How is Iceland functioning after bankruptcy?

WOW! I’ll be darned! I learn something every day!

There’s a section in Williamson’s Macroeconomics about this. I don’t have my book right in front of me, but it’s known as the Friedman-Lucas Money Surprise model. Long story short, the mechanism works slightly differently from the inflation caused by open printing of money, but the result is the same.

Is the UK/Iceland hair pulling episode over now?

I really want to visit Iceland, but I don’t particularly want to be arrested on Cod terrorism charges the minute I step into a bar, either.

Seconded. God, I love the Dope!

As long as your name isn’t Brown or Darling, you’ll be well recieved.

But I’m pretty sure they’ve sorted most of the mess out. The assets will be sold off and the rest is to be covered 50% by Iceland and 50% by the UK/Netherlands.

Does this phenomena really happen on the retail level? I kind of can’t see store owners raising their prices within a day to exploit a surge in the popularity of their products. I’d say they’d rather keep their prices low to maintain customer loyalty and raise them when faced with increased wholesale costs and/or overhead costs that they’re forced to pass along. But when their suppliers start getting increased orders, it puts them in a position to bargain for higher wholesale prices–and the same holds true for their suppliers.

So I think when demand gets passed along to a place where actual haggling take place does it generate inflation, which then gets passed back up the food chain.

What haggling? You believe there is no “haggling” at the retail level? The haggling goes on every minute of the day. Every single buy / not buy decision by a customer and every decision to set a price by a retailer is a haggling decision. The aggregate of all those decisions are the market at work and it is continuous.

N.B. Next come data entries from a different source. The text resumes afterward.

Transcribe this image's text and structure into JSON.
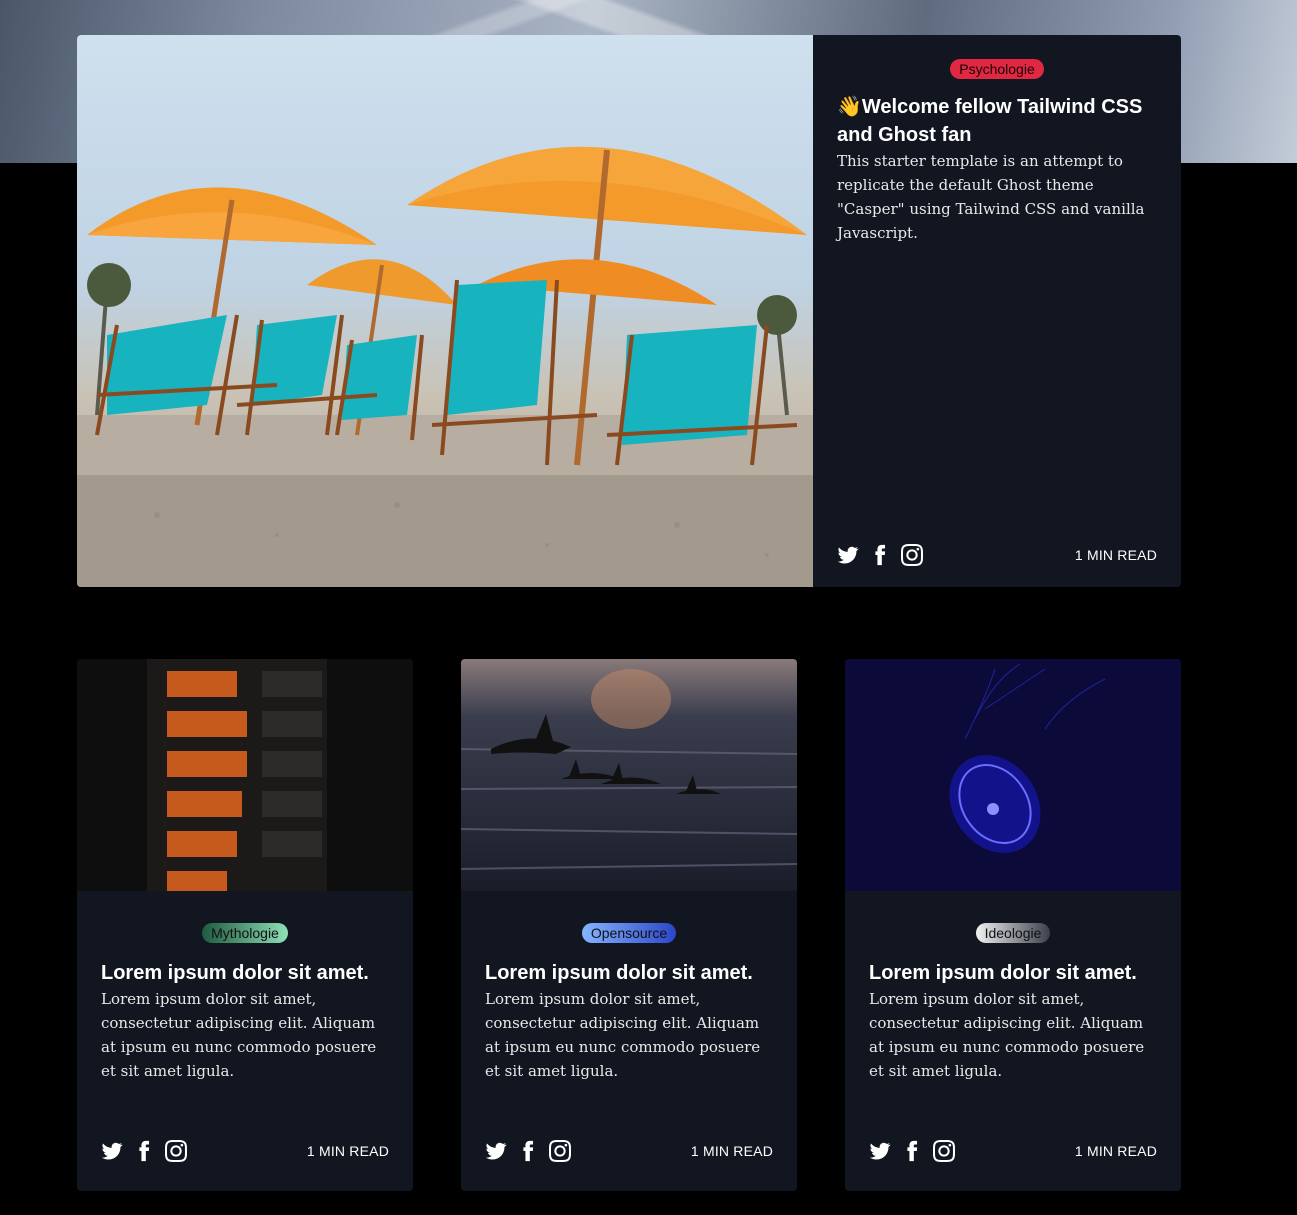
{
  "featured": {
    "tag": "Psychologie",
    "tag_color": "#e02843",
    "title": "👋Welcome fellow Tailwind CSS and Ghost fan",
    "excerpt": "This starter template is an attempt to replicate the default Ghost theme \"Casper\" using Tailwind CSS and vanilla Javascript.",
    "read_time": "1 MIN READ",
    "social": [
      "twitter-icon",
      "facebook-icon",
      "instagram-icon"
    ]
  },
  "cards": [
    {
      "tag": "Mythologie",
      "tag_gradient": [
        "#1f5b3f",
        "#8fe0b7"
      ],
      "title": "Lorem ipsum dolor sit amet.",
      "excerpt": "Lorem ipsum dolor sit amet, consectetur adipiscing elit. Aliquam at ipsum eu nunc commodo posuere et sit amet ligula.",
      "read_time": "1 MIN READ"
    },
    {
      "tag": "Opensource",
      "tag_gradient": [
        "#86b4ff",
        "#2b46c9"
      ],
      "title": "Lorem ipsum dolor sit amet.",
      "excerpt": "Lorem ipsum dolor sit amet, consectetur adipiscing elit. Aliquam at ipsum eu nunc commodo posuere et sit amet ligula.",
      "read_time": "1 MIN READ"
    },
    {
      "tag": "Ideologie",
      "tag_gradient": [
        "#f1f1f1",
        "#3a3f4a"
      ],
      "title": "Lorem ipsum dolor sit amet.",
      "excerpt": "Lorem ipsum dolor sit amet, consectetur adipiscing elit. Aliquam at ipsum eu nunc commodo posuere et sit amet ligula.",
      "read_time": "1 MIN READ"
    }
  ]
}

The whole premise of this proposal is a fallacy. Suppose doing X (increasing spendable cash) has a good effect Y (raises demand) and a bad effect Z (raises inflation). The fallacy is based on the wishful thinking that we can do just a little of X so that Y would be measurable but Z would be inmesurable. In other words, let’s ignore Z as too small to count and let’s inflate Y as worth measuring and worth while.

Likewise it is a fallacy to think raising or lowering prices by very little will have an effect on inflation but no effect in buying decisions.

Cool, thanks!

I should be ok then - last person who called me Darling was pregnant 20 seconds later.